Hep beraber oturup sessizce yerken onları izleyip gülümsedim. Bu yaşta üç çocukla uğraşmak herkese zor gözükebilir. Ama Barış öyle yardımcı oluyor ki bana... Çocuklarım zaten birbirinden anlayışlı, birbirinden tatlı. Hepsini çok seviyorum. Bu hayatı her saniyesiyle seviyorum. "Bugün hastaneye uğramam gerek Barış. Antrenmandan sonra çocuklarla ilgilenirsin değil mi?" "Canıma minnet de sorun ne alacakaranlık? İyisin değil mi?" "İyiyim. Ama sanırım ailemiz daha da büyümek konusunda istekli." Barış bana bakıp öksürmeye başladığında gergince ona baktım. Hızlıca bir su uzattığımda daha iyiydi.

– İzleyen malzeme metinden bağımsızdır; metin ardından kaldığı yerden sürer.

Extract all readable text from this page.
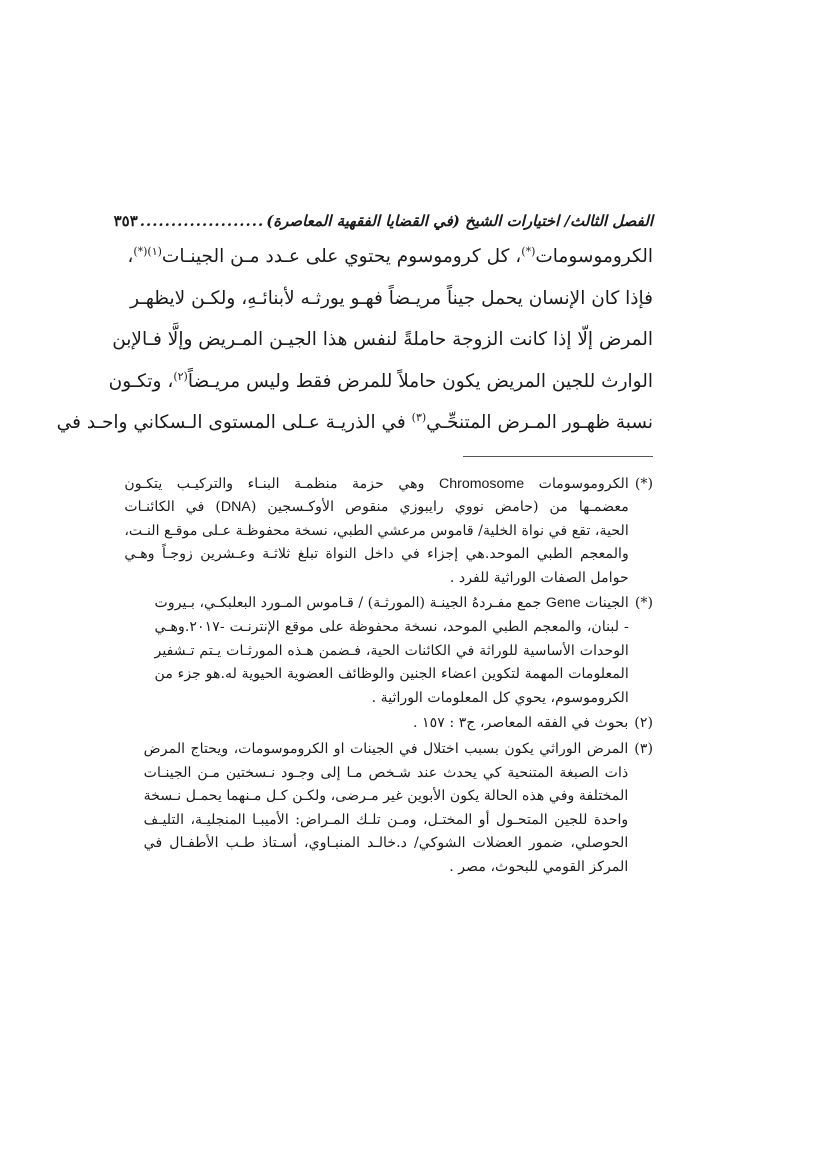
الفصل الثالث/ اختيارات الشيخ (في القضايا الفقهية المعاصرة)
....................
٣٥٣
الكروموسومات(*)، كل كروموسوم يحتوي على عـدد مـن الجينـات$^{(١)(*)}$،
فإذا كان الإنسان يحمل جيناً مريـضاً فهـو يورثـه لأبنائـهِ، ولكـن لايظهـر
المرض إلّا إذا كانت الزوجة حاملةً لنفس هذا الجيـن المـريض وإلَّا فـالإبن
الوارث للجين المريض يكون حاملاً للمرض فقط وليس مريـضاً$^{(٢)}$، وتكـون
نسبة ظهـور المـرض المتنحِّـي$^{(٣)}$ في الذريـة عـلى المستوى الـسكاني واحـد في
(*)
الكروموسومات Chromosome وهي حزمة منظمـة البنـاء والتركيـب يتكـون
معضمـها من (حامض نووي رايبوزي منقوص الأوكـسجين (DNA) في الكائنـات
الحية، تقع في نواة الخلية/ قاموس مرعشي الطبي، نسخة محفوظـة عـلى موقـع النـت،
والمعجم الطبي الموحد.هي إجزاء في داخل النواة تبلغ ثلاثـة وعـشرين زوجـاً وهـي
حوامل الصفات الوراثية للفرد .
(*)
الجينات Gene جمع مفـردهُ الجينـة (المورثـة) / قـاموس المـورد البعلبكـي، بـيروت
- لبنان، والمعجم الطبي الموحد، نسخة محفوظة على موقع الإنترنـت -٢٠١٧.وهـي
الوحدات الأساسية للوراثة في الكائنات الحية، فـضمن هـذه المورثـات يـتم تـشفير
المعلومات المهمة لتكوين اعضاء الجنين والوظائف العضوية الحيوية له.هو جزء من
الكروموسوم، يحوي كل المعلومات الوراثية .
(٢)
بحوث في الفقه المعاصر، ج٣ : ١٥٧ .
(٣)
المرض الوراثي يكون بسبب اختلال في الجينات او الكروموسومات، ويحتاج المرض
ذات الصبغة المتنحية كي يحدث عند شـخص مـا إلى وجـود نـسختين مـن الجينـات
المختلفة وفي هذه الحالة يكون الأبوين غير مـرضى، ولكـن كـل مـنهما يحمـل نـسخة
واحدة للجين المتحـول أو المختـل، ومـن تلـك المـراض: الأميبـا المنجليـة، التليـف
الحوصلي، ضمور العضلات الشوكي/ د.خالـد المنبـاوي، أسـتاذ طـب الأطفـال في
المركز القومي للبحوث، مصر .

"Ciddi misin?" "Evet... E istemiyor muyduk?" "Yani... Ciddi olduğundan emin değildim. Erken gibi... Neyse ya... Kesinleşsin bakalım." "İstemiyor musun?" Gözlerim dolarken beni dizlerine oturtup kokumu içine çekmişti. "Sence istememek mümkün mü?" Başımı iki yana salladığımda gülmüştü. "Değil..." "Nisa seni ve hayatıma kattığın her şeyi seviyorum. Çocuklarımızı seviyorum." Barış'ın yüzünü okşayıp gülümsedim ve dudağına minik bir öpücük kondurdum. Çocuklar alkışlarken onlara bakıp kıkırdadım. "Hep babaya benziyorlar hep." "Ben o zaman seni ellerimle besleyeyim. Hiç yorma kendini..." "Peki minik baba kedi."

"Lucky nerede?" Güneş'in sorusu üzerine Umut gülmüştü. "Uyuyor. Babam onun karnını doyurmuş." "Zaten bu babanız olmasa ben hiçbir şeye yetişemezdim. Oh aşkım benim. Bu kez üç tane olacaklar. Demiştim ya seni her gün daha çok sevdiğim için her seferinde bir fazla olacaklar." "Nisa üç falan... Gerek yok miniğim. Birer birer olsun yeterli. Hayır bizi tanıyorum. Sen yine istersin ben dayanamam oyununa gelirim." "Evet bu son değil. Yaşlanana kadar devam." "O zaman eve sığmayız ki anne." Uzay gülerken Barış da gülmüştü. "Çocuk haklı Nisa." "Gerekirse bizim için yepyeni ev alırsın. Saray gibi. Almaz mısın?"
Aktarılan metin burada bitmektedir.